Natashya sacó una pistola y apuntó a Leslie entre los ojos.

—¡Dame el teléfono ahora mismo!

Por increíble que pudiera parecer, Leslie se lanzó sobre ella blandiendo el teléfono en la mano como si fuera una porra. La mujer rusa paró el golpe con el arma y el móvil salió despedido, pero lo cogió antes de que llegara al suelo.

Leslie volvió a arremeter, pero Natashya se apartó y le puso la zancadilla. Leslie cayó al suelo al lado de Lourds, que todavía no había recuperado el aliento.

Natashya se agachó y cogió también el teléfono de Lourds. Después les pidió los suyos a Gary y a Diop. Ambos, con caras tensas y asombradas, se los entregaron.

—Gallardo y su gente nos han estado rastreando —les dijo mientras tiraba los aparatos al suelo—. Así es como nos han encontrado. Saben dónde estamos por las señales que envían al sistema de satélites de posicionamiento global. Seguramente gracias al tuyo, que no has dejado de utilizar —aseguró frunciendo el entrecejo en dirección a Leslie.

Esta replicó algo totalmente impropio de una dama y nada halagador.

Natashya no le hizo caso y cogió la lata de gasolina.

—A mí no me hubiera importado tener otra oportunidad de enfrentarme a Gallardo y a su gente, pero no creo que vosotros resistáis otro ataque —dijo arrojando gasolina sobre los teléfonos.

—¿Qué estás haciendo? —gritó Leslie con incredulidad.

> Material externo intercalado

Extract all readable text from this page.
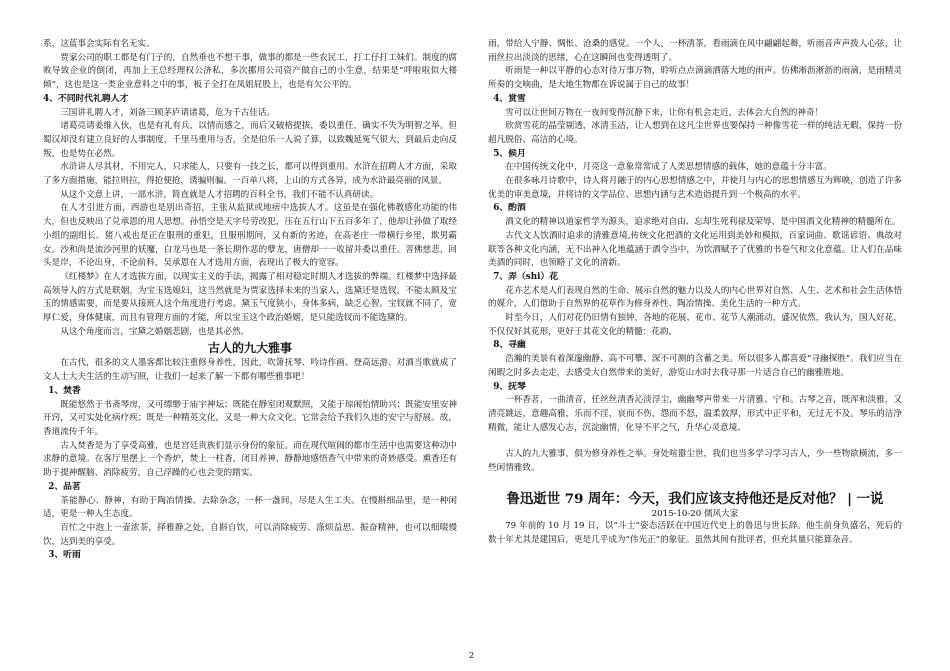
系，这蓝事会实际有名无实。

贾家公司的职工都是有门子的，自然垂也不想干事，做事的都是一些农民工，打工仔打工妹们。制度的腐败导致企业的倒闭，再加上王总经理权公济私，多次挪用公司资产做自己的小生意，结果是“呼啦啦似大楼倾”，这也是这一类企业意料之中的事，板子全打在凤姐屁股上，也是有欠公平的。

4、不同时代礼聘人才

三国讲礼聘人才，刘备三顾茅庐请诸葛，危为千古佳话。

诸葛亮请姜维入伙，也是有礼有兵，以情而感之，而后又破格提拔，委以重任，确实不失为明智之举。但蜀汉却没有建立良好的人事制度，千里马重用与否，全是伯乐一人说了算，以致魏延冤气很大，到最后走向反叛，也是势在必然。

水浒讲人尽其材，不用完人，只求能人，只要有一技之长，都可以得到重用。水浒在招聘人才方面，采取了多方面措施，能拉则拉，得抢便抢，诱骗则骗。一百单八将，上山的方式各异，成为水浒最亮丽的风景。

从这个文意上讲，一部水浒，简直就是人才招聘的百科全书，我们不能不认真研读。

在人才引进方面，西游也是别出奇招，主张从监狱或地痞中选拔人才。这虽是在强化佛教感化功能的伟大，但也反映出了兑承恩的用人思想。孙悟空是天字号劳改犯，压在五行山下五百多年了，他却让孙做了取经小组的副组长。猪八戒也是正在服刑的重犯，且服刑期间，又有新的劣迹，在高老庄一带横行乡里，欺男霸女。沙和尚是流沙河里的妖魔，白龙马也是一条长期作恶的孽龙，唐僧却一一收留并委以重任。菩佛慈悲，回头是岸，不论出身，不论前科，吴承恩在人才选用方面，表现出了极大的宽容。

《红楼梦》在人才选拔方面，以现实主义的手法，揭露了相对稳定时期人才选拔的弊端。红楼梦中选择最高领导人的方式是联姻。为宝玉选媳妇，这当然就是为贾家选择未来的当家人，选黛还是选钗，不能太顾及宝玉的情感需要，而是要从接班人这个角度进行考虑。黛玉气度狭小，身体多病，缺乏心智。宝钗就不同了，宽厚仁爱，身体健康，而且有管理方面的才能，所以宝玉这个政治婚姻，是只能选钗而不能选黛的。

从这个角度而言，宝黛之婚姻悲剧，也是其必然。

古人的九大雅事

在古代，很多的文人墨客都比较注重修身养性，因此，吹箫抚琴、吟诗作画、登高远游、对酒当歌就成了文人士大夫生活的生动写照，让我们一起来了解一下都有哪些雅事吧！

1、焚香

既能悠然于书斋琴房，又可缥缈于庙宇神坛；既能在静室闭观默照，又能于琼闱怡情助兴；既能安里安神开窍，又可实处化病疗疾；既是一种精英文化，又是一种大众文化。它常会给予我们久违的安宁与舒展。故，香道流传千年。

古人焚香是为了享受高雅，也是宫廷贵族们显示身份的象征。而在现代喧闹的都市生活中也需要这种动中求静的意境。在客厅里摆上一个香炉，焚上一柱香，闭目养神，静静地感悟香气中带来的奇妙感受。熏香还有助于提神醒脑、消除疲劳，自己浮躁的心也会变的踏实。

2、品茗

茶能静心、静神，有助于陶冶情操、去除杂念，一杯一盏间，尽是人生工夫。在慢斟细品里，是一种闲适，更是一种人生态度。

百忙之中泡上一壶浓茶，择雅静之处，自斟自饮，可以消除疲劳、涤烦益思、振奋精神，也可以细啜慢饮，达到美的享受。

3、听雨

雨，带给人宁静、惆怅、沧桑的感觉。一个人，一杯清茶，看雨滴在风中翩翩起舞，听雨音声声拨人心弦，让雨丝拉出淡淡的思绪，心在这瞬间也变得透明了。

听雨是一种以平静的心态对待万事万物，聆听点点滴滴洒落大地的雨声。仿佛淅沥淅沥的雨滴，是雨精灵所奏的交响曲，是大地生物都在诉说属于自己的故事！

4、赏雪

雪可以让世间万物在一夜间变得沉静下来，让你有机会走近，去体会大自然的神奇！

欣赏雪花的晶莹剔透，冰清玉洁，让人想到在这凡尘世界也要保持一种像雪花一样的纯洁无暇，保持一份超凡脱俗、高洁的心境。

5、候月

在中国传统文化中，月亮这一意象常常成了人类思想情感的载体，她的意蕴十分丰富。

在很多咏月诗歌中，诗人将月融于的内心思想情感之中，并使月与内心的思想情感互为辉映，创造了许多优美的审美意境，并将诗的文学品位、思想内涵与艺术造诣提升到一个极高的水平。

6、酌酒

酒文化的精神以道家哲学为源头，追求绝对自由、忘却生死利禄及荣辱，是中国酒文化精神的精髓所在。

古代文人饮酒时追求的清雅意境,传统文化把酒的文化运用到美妙和模拟，百家词曲、歌谣谚语、典故对联等各种文化内涵，无不出神入化地蕴涵于酒令当中，为饮酒赋予了优雅的书卷气和文化意蕴。让人们在品味美酒的同时，也领略了文化的清新。

7、弄（shi）花

花卉艺术是人们表现自然的生命、展示自然的魅力以及人的内心世界对自然、人生、艺术和社会生活体悟的媒介，人们借助于自然界的花草作为修身养性、陶冶情操、美化生活的一种方式。

时至今日，人们对花仍旧情有独钟，各地的花展、花市、花节人潮涌动，盛况依然，我认为，国人好花，不仅仅好其花形，更好于其花文化的精髓：花韵。

8、寻幽

浩瀚的美景有着深邃幽静、高不可攀、深不可测的含蓄之美。所以很多人都喜爱“寻幽探胜”。我们应当在闲暇之时多去走走，去感受大自然带来的美好，游览山水时去我寻那一片适合自己的幽雅胜地。

9、抚琴

一杯香茗，一曲清音，任丝丝清香沁淡浮尘，幽幽琴声带来一片清雅、宁和。古琴之音，既浑和淡雅，又清亮跳远，意趣高雅，乐而不淫，哀而不伤，怨而不怒，温柔敦厚，形式中正平和，无过无不及。琴乐的洁净精微，能让人感发心志，沉淀幽情，化导不平之气，升华心灵意境。

古人的九大雅事，俱为修身养性之举。身处喧嚣尘世，我们也当多学习学习古人，少一些物欲横流，多一些闲情雅致。

鲁迅逝世 79 周年：今天，我们应该支持他还是反对他？ | 一说
2015-10-20 儒风大家

79 年前的 10 月 19 日，以“斗士”姿态活跃在中国近代史上的鲁迅与世长辞。他生前身负盛名，死后的数十年尤其是建国后，更是几乎成为“伟光正”的象征。虽然其间有批评者，但充其量只能算杂音。

2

—Asegurarme de que no pueden volver a seguirnos.

Lourds inspiró a fondo por primera vez desde que le había derribado en el momento en el que Natashya se arrodillaba y encendía el fuego con un mechero. La llama prendió rápidamente la gasolina y resplandeció en la oscuridad. Al cabo de pocos segundos, los teléfonos empezaron a derretirse.

—¿Y si necesitamos ayuda? ¿Se te ha ocurrido pensarlo? —preguntó Leslie poniéndose de pie.

—Si necesitamos ayuda nos ayudaremos nosotros mismos —replicó dirigiéndose hacia la moto—. Seguramente la necesitaremos más si Gallardo nos localiza. Volved al coche. Tenemos que alejarnos todo lo que podamos de este sitio, y lo más rápido posible.

Con cuidado y preguntándose si tendría algo roto, torcido o desgarrado, Lourds se levantó. Se quedó quieto un momento y sintió el calor que desprendía el fuego.

—Tú la trajiste —lo acusó Leslie.

Sabía que eso no era del todo verdad, pero no iba a discutirlo.

—Quizá deberíamos ponernos en marcha.

Natashya no dio ninguna muestra de querer esperarlos. Pasó una pierna por encima de la moto y apretó el encendido para poner en marcha el motor. El sordo rugido vibró en la selva y acalló los sonidos de la noche. Al cabo de un momento encendió las luces, que deshicieron la oscuridad.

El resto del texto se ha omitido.